Théâtre
Enjambe Charles – Sophie Perez et Xavier Boussiron – l’art du débordement corrosif au Théâtre du Rond-Point

Enjambe Charles – Sophie Perez et Xavier Boussiron – l’art du débordement corrosif au Théâtre du Rond-Point

19 September 2013 | PAR Smaranda Olcese

enjambe_charlesLe rire ravageur, impitoyable et contagieux de la Compagnie du ZEREP déborde les cadres de la représentation. Art contemporain, culture populaire, potins du monde du spectacle vivant et faits de société sont les ingrédients d’un mélange explosif qui fait de l’excès le fer de lance d’une proposition scénique  semant le doute et insufflant une énergie revigorante.


Au départ, une équation fantasque, incongrue, sibylline : Charles Aznavour + la poterie = Louise Bourgeois. Les vives impressions d’un dimanche après-midi passé chez cette papesse de l’art contemporain dans ses salons à New York agissent comme un acide corrosif, délitent la nostalgie en pacotille que les tubes de Charles Aznavour ressassent immanquablement. Le grand crooner national réveille des émotions bouleversantes et de grands sentiments vécus par procuration, sous l’emprise des industries cultuelles. C’est d’une manière burlesque, volontairement cocasse, grandement irrévérencieuse que Sophie Perez et Xavier Boussiron s’y attaquent. Leur approche espiègle prend dès le départ ses distances avec l’analyse froide des Cultural Studies. Un trop plein de matière, des affects, des réactions quasi-viscérales, des sons rythmés et rengaines régressives trouvent leur écho dans la texture grasse et humide de l’argile qui tourne inlassablement sur une roue de poterie dans un coin du plateau qu’une caméra vidéo met au centre de l’attention. La mécanique hypnotique s’enraye très vite, la glaise gicle, ses traces font tâche. Une poupée en bois, à l’effigie du célèbre chanteur de variétés devient rapidement insignifiante, dans un décor qui reprend les rondeurs organiques d’une pièce phare de Louise Bourgeois, La Destruction du père (1974). Le plateau de la salle Roland Topor du Théâtre du Rond-Point épouse les allures d’une grotte adipeuse, à la fois caisse de résonance et matrice monstrueuse d’un propos fulminant, furieusement prolifique. Les tics du monde de l’art, les personnalités faussement subversives du théâtre et de la danse contemporaine, l’hypocrisie et les bons sentiments d’une société qui se complait dans la tiédeur autosuffisante sont fustigés avec un humour cinglant.

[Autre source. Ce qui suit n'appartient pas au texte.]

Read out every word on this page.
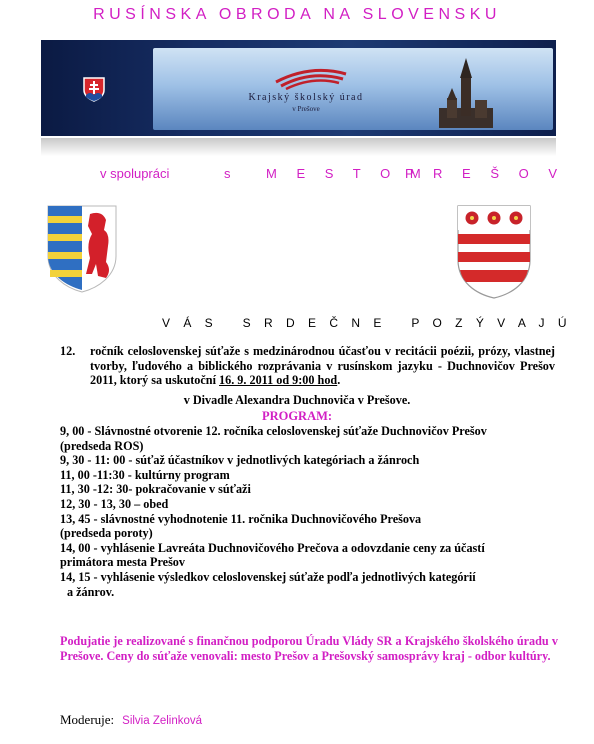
RUSÍNSKA OBRODA NA SLOVENSKU
Krajský školský úrad
v Prešove
v spolupráci	s	M E S T O M
P R E Š O V
V Á S   S R D E Č N E   P O Z Ý V A J Ú
12. ročník celoslovenskej súťaže s medzinárodnou účasťou v recitácii poézii, prózy, vlastnej tvorby, ľudového a biblického rozprávania v rusínskom jazyku - Duchnovičov Prešov 2011, ktorý sa uskutoční 16. 9. 2011 od 9:00 hod.
v Divadle Alexandra Duchnoviča v Prešove.
PROGRAM:
9, 00 - Slávnostné otvorenie 12. ročníka celoslovenskej súťaže Duchnovičov Prešov
(predseda ROS)
9, 30 - 11: 00 - súťaž účastníkov v jednotlivých kategóriach a žánroch
11, 00 -11:30 - kultúrny program
11, 30 -12: 30- pokračovanie v súťaži
12, 30 - 13, 30 – obed
13, 45 - slávnostné vyhodnotenie 11. ročnika Duchnovičového Prešova
(predseda poroty)
14, 00 - vyhlásenie Lavreáta Duchnovičového Prečova a odovzdanie ceny za účastí
primátora mesta Prešov
14, 15 - vyhlásenie výsledkov celoslovenskej súťaže podľa jednotlivých kategórií
a žánrov.
Podujatie je realizované s finančnou podporou Úradu Vlády SR a Krajského školského úradu v Prešove. Ceny do súťaže venovali: mesto Prešov a Prešovský samosprávy kraj - odbor kultúry.
Moderuje: Silvia Zelinková
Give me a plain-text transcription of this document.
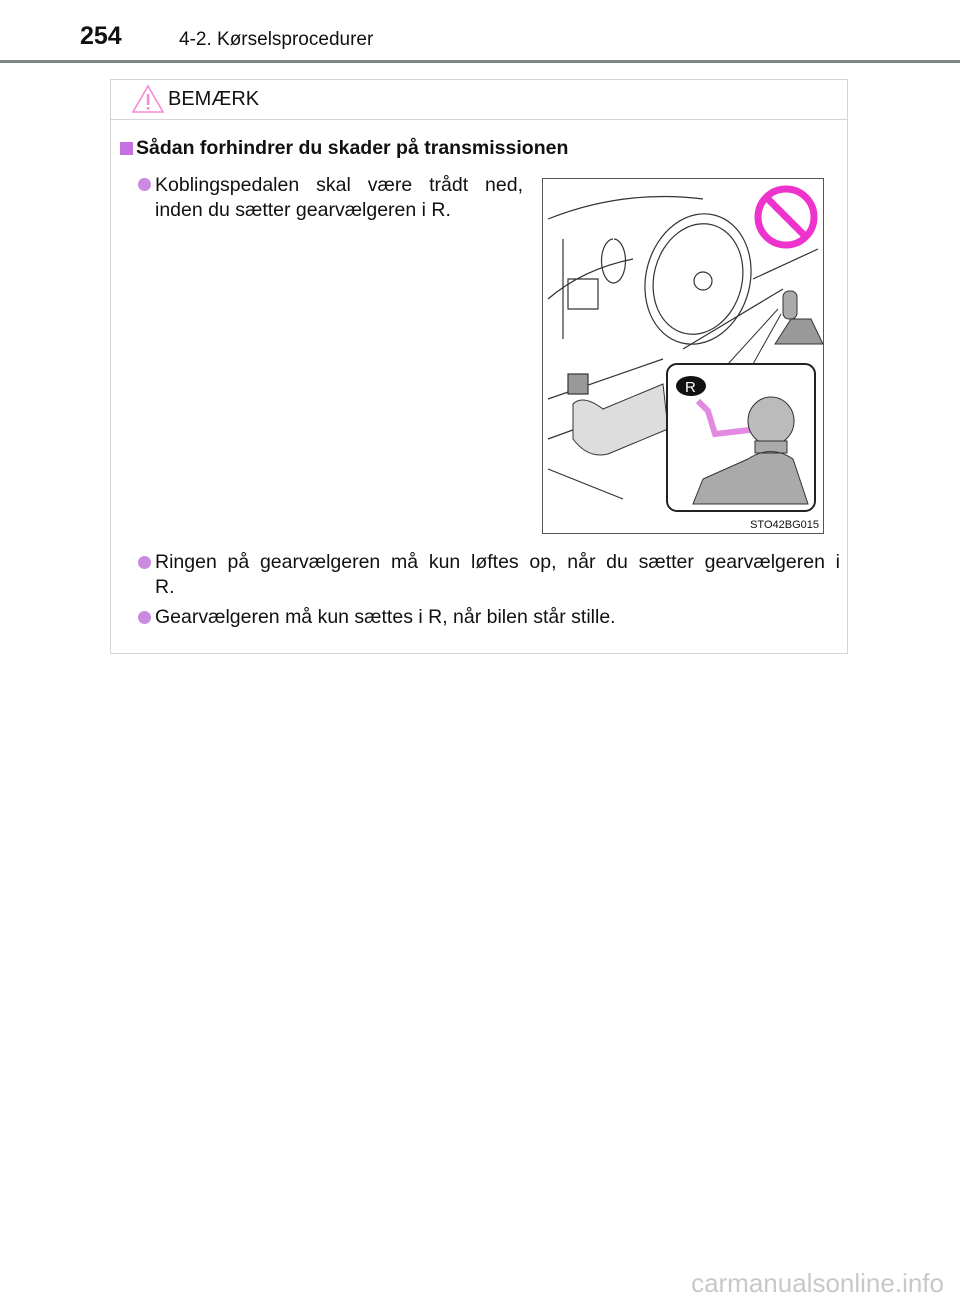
254	4-2. Kørselsprocedurer
BEMÆRK
Sådan forhindrer du skader på transmissionen
Koblingspedalen skal være trådt ned,
inden du sætter gearvælgeren i R.
R
STO42BG015
Ringen på gearvælgeren må kun løftes op, når du sætter gearvælgeren i
R.
Gearvælgeren må kun sættes i R, når bilen står stille.
carmanualsonline.info
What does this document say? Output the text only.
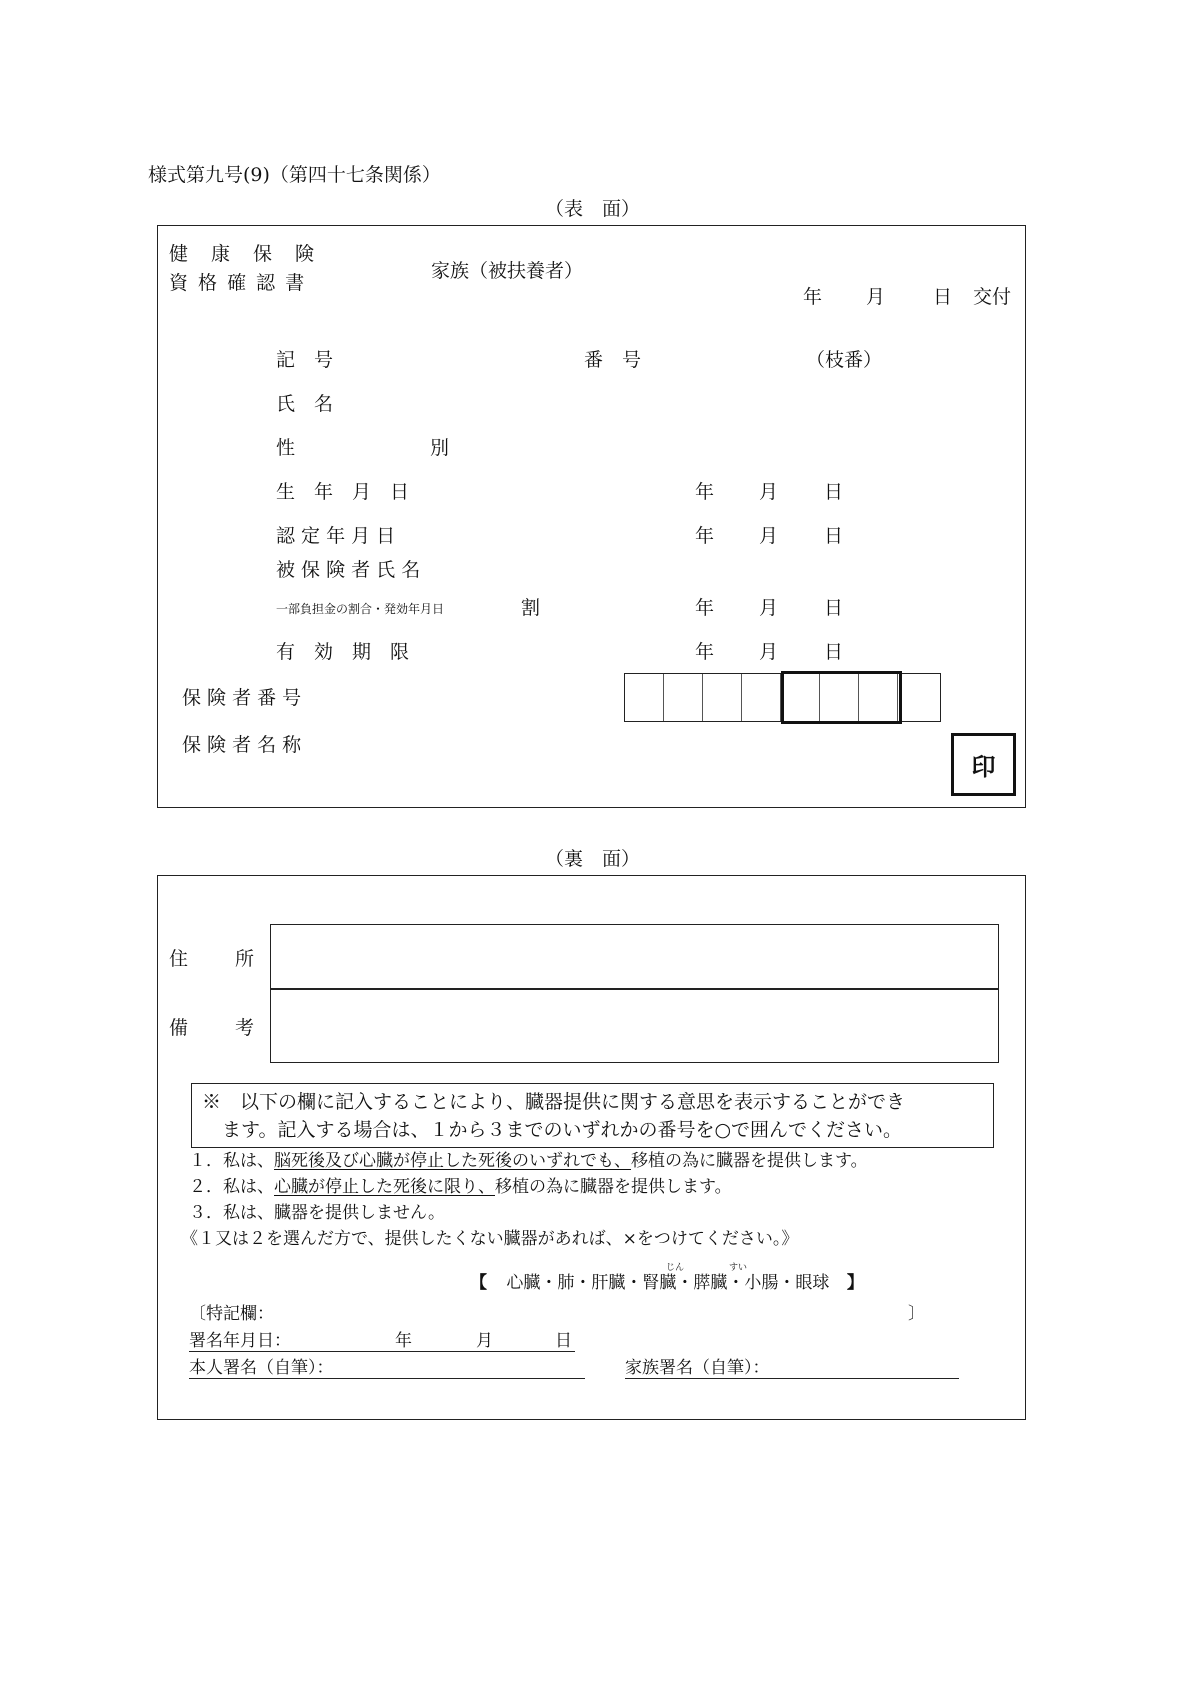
様式第九号(9)（第四十七条関係）
（表　面）
健　康　保　険
資 格 確 認 書
家族（被扶養者）
年 月	日 交付
記　号	番　号	（枝番）
氏　名
性	別
生　年　月　日	年 月 日
認 定 年 月 日	年 月 日
被 保 険 者 氏 名
一部負担金の割合・発効年月日	割	年 月 日
有　効　期　限	年 月 日
保 険 者 番 号
保 険 者 名 称
印
（裏　面）
住 所
備 考
※　以下の欄に記入することにより、臓器提供に関する意思を表示することができ
ます。記入する場合は、１から３までのいずれかの番号を○で囲んでください。
１．私は、脳死後及び心臓が停止した死後のいずれでも、移植の為に臓器を提供します。
２．私は、心臓が停止した死後に限り、移植の為に臓器を提供します。
３．私は、臓器を提供しません。
《１又は２を選んだ方で、提供したくない臓器があれば、×をつけてください。》
【 心臓・肺・肝臓・腎臓・膵臓・小腸・眼球 】
じん	すい
〔特記欄：	〕
署名年月日：	年	月	日
本人署名（自筆）：	家族署名（自筆）：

enjambre1Les voyants passent très vite au rouge, la langue de bois est explosée avec brutalité. Le pathos déferle dans une performance haletante qui renvoie dos à dos, dans un magma bouillonnant de hurlements crachés dans un porte-voix, Dolto, Warhol, Michael Jackson, Cantat, Artaud, Picabia… Au pied d’une  poupée géante, informe et néanmoins très suggestive, au bord de l’enfantement, une Grande Odalisque emprunte dans une pose langoureuse les traits mutants de Hulk. Sophie Perez et Xavier Boussiron greffent des références savantes dans un imaginaire collectif colonisé par les séries Z, plongent sur les traces d’un Mike Kelley dans le débordement d’un geste qui pose les bases d’une expérience artistique borderline, terrible, exutoire, archétypale. Collaborateurs de longue date du ZEREP, Françoise Klein, Sophie Lenoir, Stéphane Roger se livrent à une performance endiablée, explorent les arcanes d’un théâtre endémique, ne laissent aucun répit aux spectateurs assaillis par un rire cru, où l’amusement laisse place à l’émoi incontrôlable qui présage le retour du refoulé.